QuoteAnother great example is IT's sample compression format, which significantly reduces the size of samples in IT files, however putting such a compressed sample in a ZIP file will still yield a smaller file than just zipping the original, uncompressed sample.
Somebody agrees with me! :D

Quote from: Saga Musix on March 12, 2015, 19:07:27
Eventually we'll need a completely new MPTM format anyway, but whether that will be completely compressed or not remains to be seen.

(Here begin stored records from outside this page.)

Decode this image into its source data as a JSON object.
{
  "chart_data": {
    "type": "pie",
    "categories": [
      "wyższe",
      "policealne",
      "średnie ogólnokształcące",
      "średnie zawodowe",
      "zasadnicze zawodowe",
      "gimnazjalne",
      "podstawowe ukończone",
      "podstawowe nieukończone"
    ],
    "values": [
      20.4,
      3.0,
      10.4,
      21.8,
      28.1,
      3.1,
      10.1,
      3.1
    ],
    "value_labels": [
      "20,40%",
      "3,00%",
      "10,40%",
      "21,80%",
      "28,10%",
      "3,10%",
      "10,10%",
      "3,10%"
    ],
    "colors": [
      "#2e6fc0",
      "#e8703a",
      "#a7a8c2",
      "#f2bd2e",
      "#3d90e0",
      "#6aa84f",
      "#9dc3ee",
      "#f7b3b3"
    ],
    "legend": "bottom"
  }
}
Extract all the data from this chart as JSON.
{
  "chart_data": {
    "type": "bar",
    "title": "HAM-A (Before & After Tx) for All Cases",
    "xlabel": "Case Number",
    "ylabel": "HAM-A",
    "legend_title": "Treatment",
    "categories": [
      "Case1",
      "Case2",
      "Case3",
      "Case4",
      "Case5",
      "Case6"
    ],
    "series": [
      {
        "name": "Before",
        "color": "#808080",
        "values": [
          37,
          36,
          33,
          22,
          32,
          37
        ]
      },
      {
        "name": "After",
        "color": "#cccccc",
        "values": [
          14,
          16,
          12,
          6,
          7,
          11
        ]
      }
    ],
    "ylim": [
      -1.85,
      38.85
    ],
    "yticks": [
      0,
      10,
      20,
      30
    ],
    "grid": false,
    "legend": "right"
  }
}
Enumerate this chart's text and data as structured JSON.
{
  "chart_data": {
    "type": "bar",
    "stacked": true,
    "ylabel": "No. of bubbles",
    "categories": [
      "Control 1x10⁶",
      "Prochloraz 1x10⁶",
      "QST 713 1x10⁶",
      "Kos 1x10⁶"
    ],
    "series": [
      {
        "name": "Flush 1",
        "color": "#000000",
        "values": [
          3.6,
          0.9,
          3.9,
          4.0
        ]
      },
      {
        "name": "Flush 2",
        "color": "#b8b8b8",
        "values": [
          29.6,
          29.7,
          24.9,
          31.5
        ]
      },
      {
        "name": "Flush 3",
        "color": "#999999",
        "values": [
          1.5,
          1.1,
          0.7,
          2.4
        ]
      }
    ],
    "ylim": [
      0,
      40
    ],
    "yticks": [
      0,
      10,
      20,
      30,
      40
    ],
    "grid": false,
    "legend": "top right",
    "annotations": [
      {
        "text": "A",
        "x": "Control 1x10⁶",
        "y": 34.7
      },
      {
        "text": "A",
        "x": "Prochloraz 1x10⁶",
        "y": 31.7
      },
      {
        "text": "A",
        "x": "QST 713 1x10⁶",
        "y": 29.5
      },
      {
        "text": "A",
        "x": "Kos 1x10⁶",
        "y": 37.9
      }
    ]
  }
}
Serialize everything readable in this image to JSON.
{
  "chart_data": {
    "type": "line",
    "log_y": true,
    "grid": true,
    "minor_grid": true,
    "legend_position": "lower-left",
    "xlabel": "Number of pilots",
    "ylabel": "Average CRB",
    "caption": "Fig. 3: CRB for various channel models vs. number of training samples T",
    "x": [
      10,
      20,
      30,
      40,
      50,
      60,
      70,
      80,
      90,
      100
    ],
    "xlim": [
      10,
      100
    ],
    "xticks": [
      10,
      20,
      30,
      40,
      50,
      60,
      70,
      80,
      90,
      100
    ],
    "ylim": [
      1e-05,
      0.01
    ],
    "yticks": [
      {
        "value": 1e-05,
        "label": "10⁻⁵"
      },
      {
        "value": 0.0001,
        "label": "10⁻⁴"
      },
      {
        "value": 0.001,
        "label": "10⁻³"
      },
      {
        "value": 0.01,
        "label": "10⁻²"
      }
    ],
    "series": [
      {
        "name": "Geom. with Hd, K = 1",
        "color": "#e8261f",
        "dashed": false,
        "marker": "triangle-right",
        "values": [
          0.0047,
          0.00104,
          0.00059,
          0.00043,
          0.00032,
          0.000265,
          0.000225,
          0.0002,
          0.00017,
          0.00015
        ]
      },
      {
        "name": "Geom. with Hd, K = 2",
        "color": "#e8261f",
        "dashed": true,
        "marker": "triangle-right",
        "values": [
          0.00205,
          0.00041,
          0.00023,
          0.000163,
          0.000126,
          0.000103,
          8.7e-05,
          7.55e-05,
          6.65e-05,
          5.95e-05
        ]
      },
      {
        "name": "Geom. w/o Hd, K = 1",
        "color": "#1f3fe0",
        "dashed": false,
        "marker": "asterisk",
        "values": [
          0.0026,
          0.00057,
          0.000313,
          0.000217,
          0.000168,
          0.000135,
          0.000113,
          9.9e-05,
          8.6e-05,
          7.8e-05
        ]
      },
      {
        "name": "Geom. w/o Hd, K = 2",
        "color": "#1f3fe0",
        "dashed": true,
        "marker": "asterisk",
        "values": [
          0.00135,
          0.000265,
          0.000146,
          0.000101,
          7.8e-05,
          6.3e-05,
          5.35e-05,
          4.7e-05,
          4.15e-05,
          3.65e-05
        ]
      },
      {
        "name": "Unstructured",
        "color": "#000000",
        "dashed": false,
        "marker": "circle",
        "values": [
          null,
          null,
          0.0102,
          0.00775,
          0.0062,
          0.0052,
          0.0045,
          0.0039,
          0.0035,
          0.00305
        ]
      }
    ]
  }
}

On that subject, you could probably do an XML-based format with an MPX or MPTX extension (maybe with extremely extensive metadata), sorta like how MS Word 2007 uses DOCX as opposed to DOC.

Saga Musix

#7
Quote from: Kitsune_Phoenix on March 12, 2015, 22:55:28
On that subject, you could probably do an XML-based format with an MPX or MPTX extension (maybe with extremely extensive metadata), sorta like how MS Word 2007 uses DOCX as opposed to DOC.
I've gone that road and I won't go it again. Honestly, if it's going to be text-based, then I'd rather use something more compact like JSON, maybe. JSON vs XML is another good example for my previous post, btw - XML contains a lot of unnecessary redundancy which just bloats the file, and it also bloats the compressed result. In the explanation above, you can think of converting XML to JSON as a pre-processing step which then results in data which is still smaller than just compressing the XML data.
» No support, bug reports, feature requests via private messages - they will not be answered. Use the forums and the issue tracker so that everyone can benefit from your post.

Kitsune_Phoenix

I've... never actually heard of JSON before.

arseniiv

There is also some 'half-text half-binary' format named Bencode originally used in BitTorrent. Maybe it's worth mentioning. Bencoded data can be smaller than JSONed one (and be parsed/rendered quicker, I suppose), but JSON is more readable (does readability matter for a module format? :-\ ).
Feel free to correct my English.
Music & sounds: [Freesound] [SoundCloud] [Direct links to music]

Saga Musix

Well, some people seem to argue that human-readable formats are easier for them to parse etc... I personally don't really think that it's necessary, since binary formats can be easy to parse as well (especially if they follow some standardized formatting that is available to many platforms, such as Google's protobuf). I'd rather have a binary format that's fast to load than a text format.
» No support, bug reports, feature requests via private messages - they will not be answered. Use the forums and the issue tracker so that everyone can benefit from your post.

arseniiv

#11
Speaking of protobuf, which I hadn't known before I've finished reading the topic you linked here, it seems it's far better a route than Bencode... The former is a complete framework! :D
Feel free to correct my English.
Music & sounds: [Freesound] [SoundCloud] [Direct links to music]

Saga Musix

It's a good and a bad thing. Good because it makes 3rd party code for manipulating the resulting files easier. Bad because libopenmpt doesn't really have any third-party dependencies (apart from zlib for extracting J2B files) and it should stay that way. It's a difficult matter, and that's one of the reasons why MPTM is still a bastardized IT variant.
» No support, bug reports, feature requests via private messages - they will not be answered. Use the forums and the issue tracker so that everyone can benefit from your post.

arseniiv

Ah, definitely. I just forgot about libopenmpt...
Feel free to correct my English.
Music & sounds: [Freesound] [SoundCloud] [Direct links to music]

Kitsune_Phoenix

Quote from: Saga Musix on March 16, 2015, 13:43:52
It's a good and a bad thing. Good because it makes 3rd party code for manipulating the resulting files easier. Bad because libopenmpt doesn't really have any third-party dependencies (apart from zlib for extracting J2B files) and it should stay that way. It's a difficult matter, and that's one of the reasons why MPTM is still a bastardized IT variant.
A tower of ducttape, sorta like Windows, the GBA Metroid games, and the Source engine. *giggles*

Back on topic, when you eventually create the new format, what should the file extension be?